O foco são mulheres que fotografam mulheres, e as retratadas são as próprias artistas, amigas, namoradas e familiares, modelos ou mulheres de determinada idade ou contexto social. Apesar das inúmeras diferenças de abordagem, constantemente demarcadas por Jansen, o que essas fotógrafas possuem em comum é a tentativa de estabelecer uma nova forma de olhar para as mulheres, que possa, em algum nível, contrabalancear a primazia do olhar masculino. 

No século XX, fotógrafas como Cindy Sherman, Diane Arbus, Francesca Woodman, Vivian Meier e Nan Goldin começaram a ser reconhecidas, abrindo caminho para a nova geração que, influenciadas por esses nomes, seguem explorando a fotografia como forma de expressão, em uma era marcada pela proliferação incessante de imagens nos meios digitais. 
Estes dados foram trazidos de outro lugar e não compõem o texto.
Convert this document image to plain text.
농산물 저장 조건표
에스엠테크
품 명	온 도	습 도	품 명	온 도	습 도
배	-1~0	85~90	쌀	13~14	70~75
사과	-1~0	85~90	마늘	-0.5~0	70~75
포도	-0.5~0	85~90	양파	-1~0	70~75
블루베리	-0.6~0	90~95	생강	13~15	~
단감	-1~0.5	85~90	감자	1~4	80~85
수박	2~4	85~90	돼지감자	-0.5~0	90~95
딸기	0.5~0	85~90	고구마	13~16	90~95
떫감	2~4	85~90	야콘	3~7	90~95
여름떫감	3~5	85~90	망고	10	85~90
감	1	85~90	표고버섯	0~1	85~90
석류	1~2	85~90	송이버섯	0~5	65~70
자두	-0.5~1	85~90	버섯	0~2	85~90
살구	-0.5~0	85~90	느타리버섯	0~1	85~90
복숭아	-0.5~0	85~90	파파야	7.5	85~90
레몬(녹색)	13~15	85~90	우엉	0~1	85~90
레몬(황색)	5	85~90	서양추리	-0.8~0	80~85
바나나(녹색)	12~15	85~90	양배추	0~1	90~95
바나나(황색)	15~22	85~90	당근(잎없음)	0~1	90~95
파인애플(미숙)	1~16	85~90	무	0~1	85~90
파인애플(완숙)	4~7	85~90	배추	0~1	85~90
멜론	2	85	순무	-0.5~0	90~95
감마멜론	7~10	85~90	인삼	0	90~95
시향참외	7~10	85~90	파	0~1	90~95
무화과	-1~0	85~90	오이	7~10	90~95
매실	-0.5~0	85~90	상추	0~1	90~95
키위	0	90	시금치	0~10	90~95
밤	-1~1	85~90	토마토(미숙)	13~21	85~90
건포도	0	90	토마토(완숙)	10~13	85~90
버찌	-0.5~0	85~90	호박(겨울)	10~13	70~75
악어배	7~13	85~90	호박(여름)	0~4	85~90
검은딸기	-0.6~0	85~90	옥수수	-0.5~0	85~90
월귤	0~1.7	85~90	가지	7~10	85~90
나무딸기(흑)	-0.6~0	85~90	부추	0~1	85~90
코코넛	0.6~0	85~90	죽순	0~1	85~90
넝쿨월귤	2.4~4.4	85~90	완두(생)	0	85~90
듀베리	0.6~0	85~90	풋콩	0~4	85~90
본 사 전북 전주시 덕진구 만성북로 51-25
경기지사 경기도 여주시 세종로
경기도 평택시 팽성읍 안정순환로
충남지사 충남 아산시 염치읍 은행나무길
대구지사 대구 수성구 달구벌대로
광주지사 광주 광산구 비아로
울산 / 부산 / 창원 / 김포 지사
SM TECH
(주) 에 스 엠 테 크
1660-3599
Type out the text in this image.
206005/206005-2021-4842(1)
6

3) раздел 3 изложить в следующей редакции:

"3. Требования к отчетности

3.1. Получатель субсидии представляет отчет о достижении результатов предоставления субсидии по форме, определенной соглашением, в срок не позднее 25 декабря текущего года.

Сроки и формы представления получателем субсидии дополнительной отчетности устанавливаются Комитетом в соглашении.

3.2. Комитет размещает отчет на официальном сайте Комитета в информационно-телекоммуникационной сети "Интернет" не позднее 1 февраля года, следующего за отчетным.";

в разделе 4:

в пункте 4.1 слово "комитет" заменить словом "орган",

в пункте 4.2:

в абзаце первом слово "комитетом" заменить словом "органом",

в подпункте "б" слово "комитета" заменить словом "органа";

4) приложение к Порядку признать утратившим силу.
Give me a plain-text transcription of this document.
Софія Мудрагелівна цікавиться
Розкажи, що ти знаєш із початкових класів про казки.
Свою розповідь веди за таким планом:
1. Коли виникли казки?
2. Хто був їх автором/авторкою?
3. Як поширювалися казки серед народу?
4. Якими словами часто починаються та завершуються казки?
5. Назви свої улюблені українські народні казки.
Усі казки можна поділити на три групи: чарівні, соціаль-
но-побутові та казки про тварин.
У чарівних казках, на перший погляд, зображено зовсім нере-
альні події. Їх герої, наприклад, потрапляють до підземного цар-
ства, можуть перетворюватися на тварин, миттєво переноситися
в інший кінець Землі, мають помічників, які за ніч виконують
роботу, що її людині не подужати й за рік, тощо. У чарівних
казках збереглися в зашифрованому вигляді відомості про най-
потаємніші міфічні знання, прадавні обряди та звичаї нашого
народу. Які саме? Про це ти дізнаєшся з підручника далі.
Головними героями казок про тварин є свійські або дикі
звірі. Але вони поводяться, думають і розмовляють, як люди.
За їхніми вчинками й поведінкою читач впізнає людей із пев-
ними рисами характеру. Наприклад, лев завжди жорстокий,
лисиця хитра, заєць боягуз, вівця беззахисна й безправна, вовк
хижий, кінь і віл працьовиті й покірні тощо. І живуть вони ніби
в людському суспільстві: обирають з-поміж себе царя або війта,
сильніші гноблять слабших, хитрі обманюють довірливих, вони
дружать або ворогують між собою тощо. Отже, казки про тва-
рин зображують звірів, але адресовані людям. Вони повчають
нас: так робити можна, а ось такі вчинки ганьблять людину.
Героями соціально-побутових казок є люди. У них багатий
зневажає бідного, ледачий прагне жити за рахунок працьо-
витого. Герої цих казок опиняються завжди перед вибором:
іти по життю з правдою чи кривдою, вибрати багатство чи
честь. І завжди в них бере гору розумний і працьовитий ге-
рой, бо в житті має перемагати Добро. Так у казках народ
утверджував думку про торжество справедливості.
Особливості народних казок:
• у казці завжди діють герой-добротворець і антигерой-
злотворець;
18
Um dos aspectos mais interessantes do livro é o recorte geracional, comentando sobre o trabalho de artistas que nasceram com acesso ao mundo virtual e utilizam a internet como veículo de divulgação e objeto de inspiração para suas criações. Não sem apontar as inúmeras contradições que essas artistas confrontam, ao ver que as suas tentativas de questionar o uso do corpo feminino na publicidade, por exemplo, terminam sendo apropriadas por esse mercado. Mesmo porque, muitas delas trabalham nesse contexto, em paralelo às suas atividades artísticas. 

Ainda sim, a busca por novas formas de representação, empreendidas por mulheres que tomam o controle da produção das suas próprias imagens, apresenta muitos aspectos positivos no sentido de minimizar o desequilíbrio provocado pela construção masculina. Vale ressaltar, que o “olhar feminino” não se refere unicamente a representar de forma mais “verdadeira” os corpos, ideias e experiências das mulheres, mas em ver o mundo de forma diferente. 

O fato de ser uma artista mulher não significa se identificar obrigatoriamente com um discurso feminino ou feminista. Inclusive, muitas das fotógrafas entrevistadas por Jansen não se sentem confortáveis com esse rótulo, que só cumpre a função de restringir os seus trabalhos. 

Uma artista mulher é, antes de tudo, uma artista. E como tal, ela tem a possibilidade de expressar uma infinidade de coisas, como ela vê e cria conexões com o mundo que nos rodeia, um privilégio que os artistas homens tiveram durante séculos. E a beleza de Girl on girl definitivamente não se restringe à minha estante, mas em permitir que vislumbremos algumas dessas infinitas coisas.